Anak adalah amanah dan karunia Tuhan Yang Maha Esa, yang
dalam dirinya melekat harkat dan martabat sebagai manusia seutuhnya, anak
adalah tunas potensi, dan generasi muda penerus cita-cita bangsa, memiliki
peran stratregis dan mempunyai ciri dan sifat khusus yang menjamin kelangsungan
eksistensi Bangsa dan Negara pada masa depan.
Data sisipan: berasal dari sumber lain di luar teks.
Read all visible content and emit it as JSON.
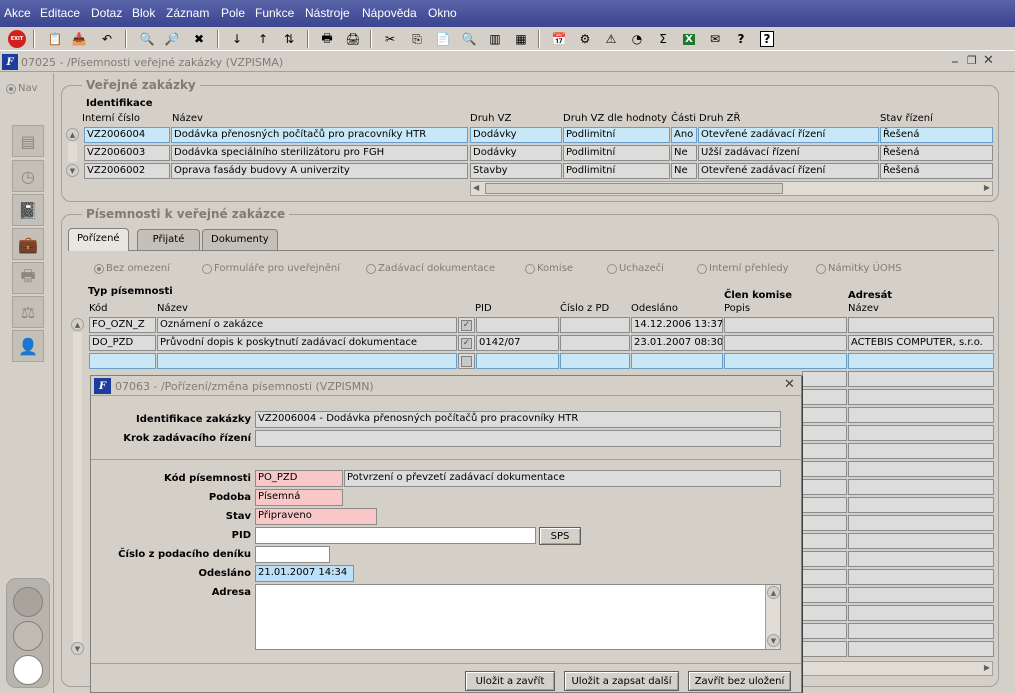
{
  "menu": [
    "Akce",
    "Editace",
    "Dotaz",
    "Blok",
    "Záznam",
    "Pole",
    "Funkce",
    "Nástroje",
    "Nápověda",
    "Okno"
  ],
  "main_window": {
    "title": "07025 - /Písemnosti veřejné zakázky (VZPISMA)",
    "nav_label": "Nav"
  },
  "verejne_zakazky": {
    "group_title": "Veřejné zakázky",
    "section_label": "Identifikace",
    "headers": [
      "Interní číslo",
      "Název",
      "Druh VZ",
      "Druh VZ dle hodnoty",
      "Části",
      "Druh ZŘ",
      "Stav řízení"
    ],
    "rows": [
      [
        "VZ2006004",
        "Dodávka přenosných počítačů pro pracovníky HTR",
        "Dodávky",
        "Podlimitní",
        "Ano",
        "Otevřené zadávací řízení",
        "Řešená"
      ],
      [
        "VZ2006003",
        "Dodávka speciálního sterilizátoru pro FGH",
        "Dodávky",
        "Podlimitní",
        "Ne",
        "Užší zadávací řízení",
        "Řešená"
      ],
      [
        "VZ2006002",
        "Oprava fasády budovy A univerzity",
        "Stavby",
        "Podlimitní",
        "Ne",
        "Otevřené zadávací řízení",
        "Řešená"
      ]
    ]
  },
  "pisemnosti": {
    "group_title": "Písemnosti k veřejné zakázce",
    "tabs": [
      "Pořízené",
      "Přijaté",
      "Dokumenty"
    ],
    "filters": [
      "Bez omezení",
      "Formuláře pro uveřejnění",
      "Zadávací dokumentace",
      "Komise",
      "Uchazeči",
      "Interní přehledy",
      "Námitky ÚOHS"
    ],
    "typ_label": "Typ písemnosti",
    "clen_label": "Člen komise",
    "adresat_label": "Adresát",
    "headers": [
      "Kód",
      "Název",
      "PID",
      "Číslo z PD",
      "Odesláno",
      "Popis",
      "Název"
    ],
    "rows": [
      [
        "FO_OZN_Z",
        "Oznámení o zakázce",
        "",
        "",
        "14.12.2006 13:37",
        "",
        ""
      ],
      [
        "DO_PZD",
        "Průvodní dopis k poskytnutí zadávací dokumentace",
        "0142/07",
        "",
        "23.01.2007 08:30",
        "",
        "ACTEBIS COMPUTER, s.r.o."
      ]
    ]
  },
  "dialog": {
    "title": "07063 - /Pořízení/změna písemnosti (VZPISMN)",
    "labels": {
      "identifikace": "Identifikace zakázky",
      "krok": "Krok zadávacího řízení",
      "kod": "Kód písemnosti",
      "podoba": "Podoba",
      "stav": "Stav",
      "pid": "PID",
      "cislo": "Číslo z podacího deníku",
      "odeslano": "Odesláno",
      "adresa": "Adresa"
    },
    "values": {
      "identifikace": "VZ2006004 - Dodávka přenosných počítačů pro pracovníky HTR",
      "krok": "",
      "kod": "PO_PZD",
      "kod_nazev": "Potvrzení o převzetí zadávací dokumentace",
      "podoba": "Písemná",
      "stav": "Připraveno",
      "pid": "",
      "cislo": "",
      "odeslano": "21.01.2007 14:34",
      "adresa": ""
    },
    "sps_button": "SPS",
    "buttons": [
      "Uložit a zavřít",
      "Uložit a zapsat další",
      "Zavřít bez uložení"
    ]
  }
}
Agar setiap anak kelak mampu
memiliki tanggung jawa, maka ia perlu mendapat kesempatan yang seluas-luasnya
untuk tumbuh dan berkembang secara optimal, baik fisik, mental maupun sosial,
dan berakhlak mulia, perlu dilakukan upaya perlindungan serta untuk mewujudkan
kesejahteraan anak dengan memberikan jaminan terhadap pemenuhan hak-haknya
serta adanya perlakuan tanpa diskriminasi, dan demi terwujudnya kesejahteraan
anak diperlukan Kelembagaan dan Peraturan Perundang-undangan yang dapat
menjamin pelaksanaannya. Nur Masidah Yusuf Ketua Tim Penggerak
PKK Kecamatan Prajuritkulon dalam Pertemuan Pengurus PKK se Kecamatan
Prajuritkulon Selasa (6/11/2018) di Balai Kelurahan Kauman Kecamatan
Prajuritkulon menjelaskan bahwa sesuai dengan Visi dan Misi Kota Mojokerto
sebagai Kota Service City yang maju, sehat, cerdas, sejahtera, tentunya harus
didukung adanya peran keluarga.
Keluarga merupakan lembaga pendidikan yang
utama dan pertama, sebab dalam keluarga seorang anak mulai mendapatkan
pendidikan tata nilai, sikap dan perilaku dengan orang tua sebagai pendidiknya.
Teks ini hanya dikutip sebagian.